Sirius ne put s'empêcher de sourire en voyant la langue de Draco se déliait doucement et son naturel réapparaitre et il demanda, finalement, tout doucement, le souffle presque totalement coupé :

- Tu étais sérieux hier ?

Draco détourna le regard et rosit doucement. Il était vierge et avoir ce genre de conversation autour du petit déjeuner n'était absolument pas habituel pour lui. Sirius reprit :

- Tu te rends compte de quel âge j'ai ?

- Est-ce cela le problème ?

- C'est un problème oui. Mon âge et ton orientation, ce sont des problèmes.

- Ce sont de faux problèmes, puisque nous sommes mariés, votre âge n'a plus la moindre importance.

- Tu ne peux pas avoir envie de … avec moi.

- Nous sommes mariés.

- Arrêtes avec ça, ce n'est pas une réponse !

Draco tenta de ne pas frémir en entendant la colère qui pointait doucement. Il pouvait le faire. Il pouvait amener cet homme a pensé a autre chose, il suffisait … de le séduire. Ce ne serait pas évident en soit mais il ne voulait pas que les choses restent ainsi. Il ne voulait … mourir sans avoir connu cela. Alors il expliqua :

- Vous êtes plutôt charmant pour un homme. Vous avez un joli visage. Vous ne semblez pas trop musclé et je crois que je préfère cela. Vous n'êtes ni laid, ni repoussant. Tout ce que je désire, c'est que vous ne me brutalisiez pas.

- Je ne te violerai pas.

- J'aimerai découvrir … ces choses-là malgré tout.

- Juste pour ne pas mourir puceau ?

- Cela en fait effectivement parti, mais également pour que vous ne me trompiez pas.
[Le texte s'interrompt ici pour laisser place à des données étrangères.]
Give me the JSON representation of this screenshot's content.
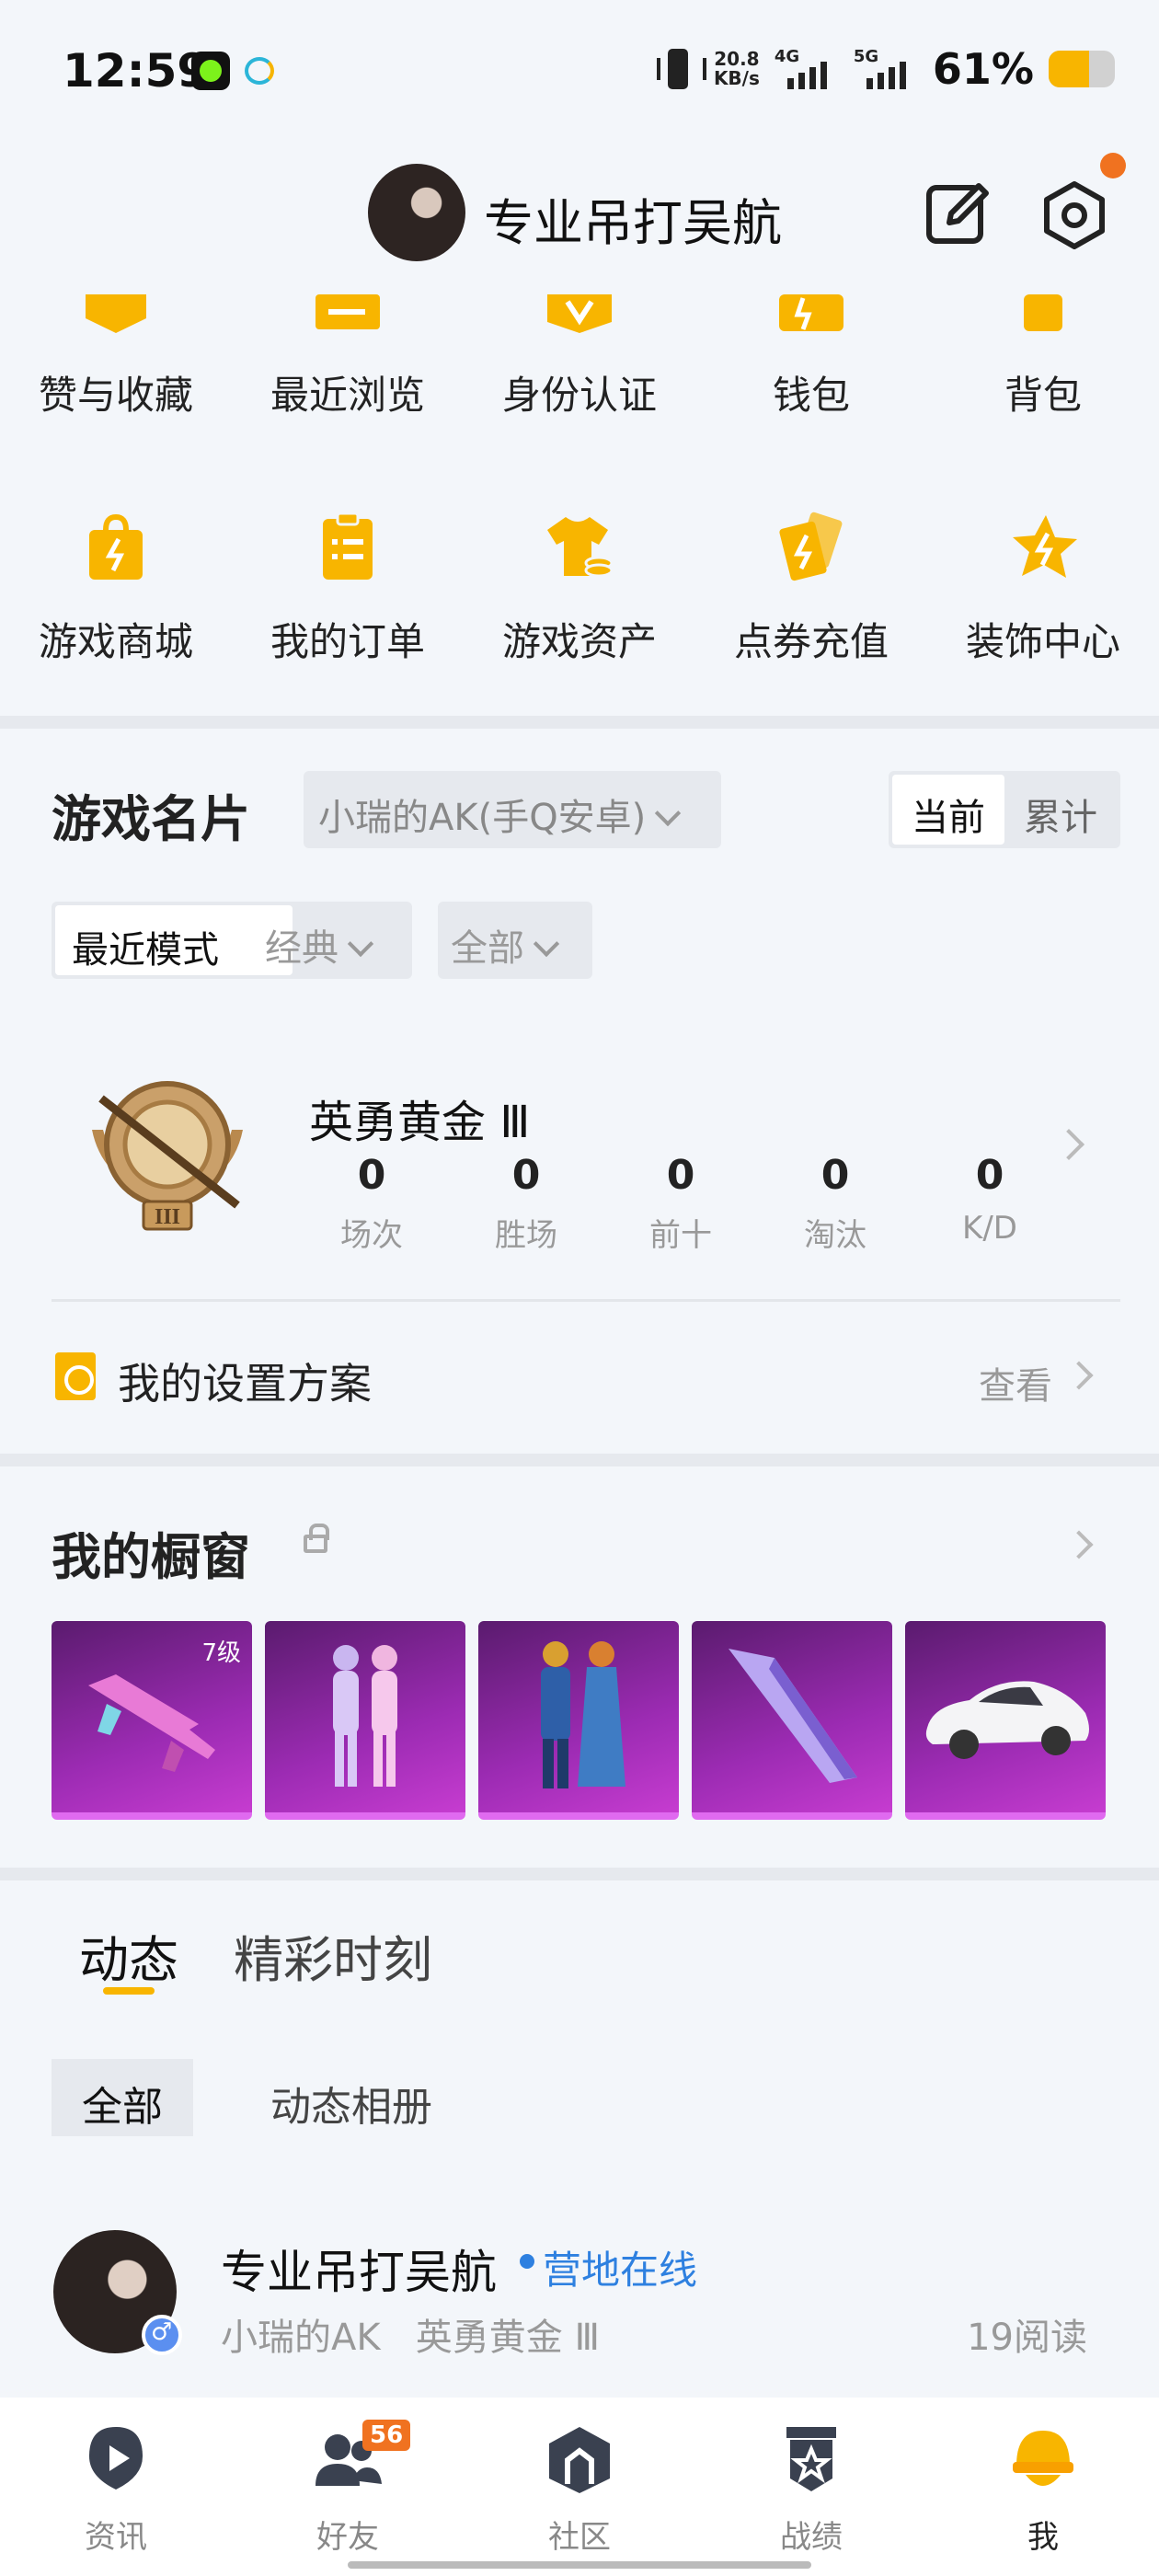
{
  "status_bar": {
    "time": "12:59",
    "net_speed_value": "20.8",
    "net_speed_unit": "KB/s",
    "network_1": "4G",
    "network_2": "5G",
    "battery_text": "61%",
    "battery_level": 0.61
  },
  "header": {
    "username": "专业吊打吴航",
    "edit_icon": "edit-icon",
    "settings_icon": "settings-icon",
    "has_notification": true
  },
  "menu_row_1": [
    {
      "label": "赞与收藏",
      "icon": "star-icon"
    },
    {
      "label": "最近浏览",
      "icon": "history-icon"
    },
    {
      "label": "身份认证",
      "icon": "badge-icon"
    },
    {
      "label": "钱包",
      "icon": "wallet-icon"
    },
    {
      "label": "背包",
      "icon": "bag-icon"
    }
  ],
  "menu_row_2": [
    {
      "label": "游戏商城",
      "icon": "shop-bag-icon"
    },
    {
      "label": "我的订单",
      "icon": "order-icon"
    },
    {
      "label": "游戏资产",
      "icon": "asset-shirt-icon"
    },
    {
      "label": "点券充值",
      "icon": "coupon-icon"
    },
    {
      "label": "装饰中心",
      "icon": "decoration-star-icon"
    }
  ],
  "game_card": {
    "title": "游戏名片",
    "account": "小瑞的AK(手Q安卓)",
    "segments": [
      "当前",
      "累计"
    ],
    "active_segment": 0,
    "mode_label": "最近模式",
    "mode_option": "经典",
    "scope_option": "全部",
    "rank_name": "英勇黄金 Ⅲ",
    "stats": [
      {
        "label": "场次",
        "value": "0"
      },
      {
        "label": "胜场",
        "value": "0"
      },
      {
        "label": "前十",
        "value": "0"
      },
      {
        "label": "淘汰",
        "value": "0"
      },
      {
        "label": "K/D",
        "value": "0"
      }
    ],
    "settings_plan_label": "我的设置方案",
    "settings_plan_action": "查看"
  },
  "showcase": {
    "title": "我的橱窗",
    "items": [
      {
        "name": "weapon-rifle",
        "level": "7级"
      },
      {
        "name": "outfit-pink-suits",
        "level": ""
      },
      {
        "name": "outfit-gold-blue",
        "level": ""
      },
      {
        "name": "weapon-glider",
        "level": ""
      },
      {
        "name": "vehicle-white-car",
        "level": ""
      }
    ]
  },
  "feed": {
    "tabs": [
      "动态",
      "精彩时刻"
    ],
    "active_tab": 0,
    "filters": [
      "全部",
      "动态相册"
    ],
    "post": {
      "author": "专业吊打吴航",
      "online_status": "营地在线",
      "meta": "小瑞的AK   英勇黄金 Ⅲ",
      "reads": "19阅读"
    }
  },
  "tab_bar": {
    "items": [
      {
        "label": "资讯",
        "icon": "news-play-icon"
      },
      {
        "label": "好友",
        "icon": "friends-icon",
        "badge": "56"
      },
      {
        "label": "社区",
        "icon": "community-icon"
      },
      {
        "label": "战绩",
        "icon": "record-icon"
      },
      {
        "label": "我",
        "icon": "me-helmet-icon"
      }
    ],
    "active_index": 4
  },
  "colors": {
    "accent": "#f8b500",
    "online": "#2e80e0",
    "notification": "#f07220",
    "showcase_tile": "#9c2bb3"
  }
}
- Je t'ai dit que je te serai fidèle.

- Et aussi que vous arriveriez à rester abstinent pour le reste de votre vie, ce que je ne vous souhaite pas. On pourrait faire cela. Doucement.

Doucement. Respectueusement. Délicatement. Et peut-être même … affectueusement ? Sirius soupirait face à lui, comme si ce qu'il racontait n'avait pas le moindre sens.

- Comment aimerais-tu faire ça exactement ?

- Je suppose que nous pourrions … dormir officiellement ensemble pour commencer.

- Dormir ensemble.

- Oui.

- Et tu voudrais que je te touche ?

- Ou-oui.

Devant un Draco rougissant sous la gêne, le regard de Sirius se durcit et il cracha avec une violence difficilement retenue :

- Si tu me critiques ensuite parce que je te désire, je te briserai.

Les yeux de Draco s'écarquillèrent face à la menace et il tenta de domestiquer les battements furieux de son cœur. Il devait sans doute montrer où se situait les limites. Il ne pouvait pas tolérer ces menaces. Il devait … être courageux.

- Je suis honnête, alors ne me menacez pas. Je serais flatté que vous me désiriez tant que vos actes restent correctes et mesurés.

- Bien.

Sirius se leva, fit le tour de la table, se pencha sur lui et l'embrassa sur la bouche. Ce n'était qu'un baiser chaste. Contrairement à ce qui arrivait dans ses fantasmes, Draco ne se mit pas à haleter, il n'ouvrit pas la bouche, il ne tendit pas sa langue d'une manière inconvenante vers lui. Il répondit tout juste au baiser, d'une contraction légère des lèvres.

Draco détourna le regard dès que l'échange prit fin, mal à l'aise. C'était une bouche d'homme, une mâchoire d'homme, un regard d'homme … Il avait eu espoir que de par son statut d'époux, ce serait différent, mais ce contact n'avait pas été agréable. Sa première réaction n'avait pas été des papillons dans le ventre. Non, il avait retenu une grimace de dégoût et tout ce qu'il espérait c'est que Sirius accepterait d'y aller progressivement, car si sa compagnie commençait à être agréable, il était loin de pouvoir en dire autant de ce degré d'intimité. Il s'était pourtant fait à l'idée mais son corps et donc, une partie de son inconscient avaient donc bien plus de mal à s'y faire. Ce serait-ce seulement possible ?

Sirius se redressa et lui fit un sourire goguenard comme s'il avait envie de lui rappeler qu'il le lui avait bien dit. Il l'avait embrassé et le garçon avait détesté ça. Ça ne fonctionnerait jamais.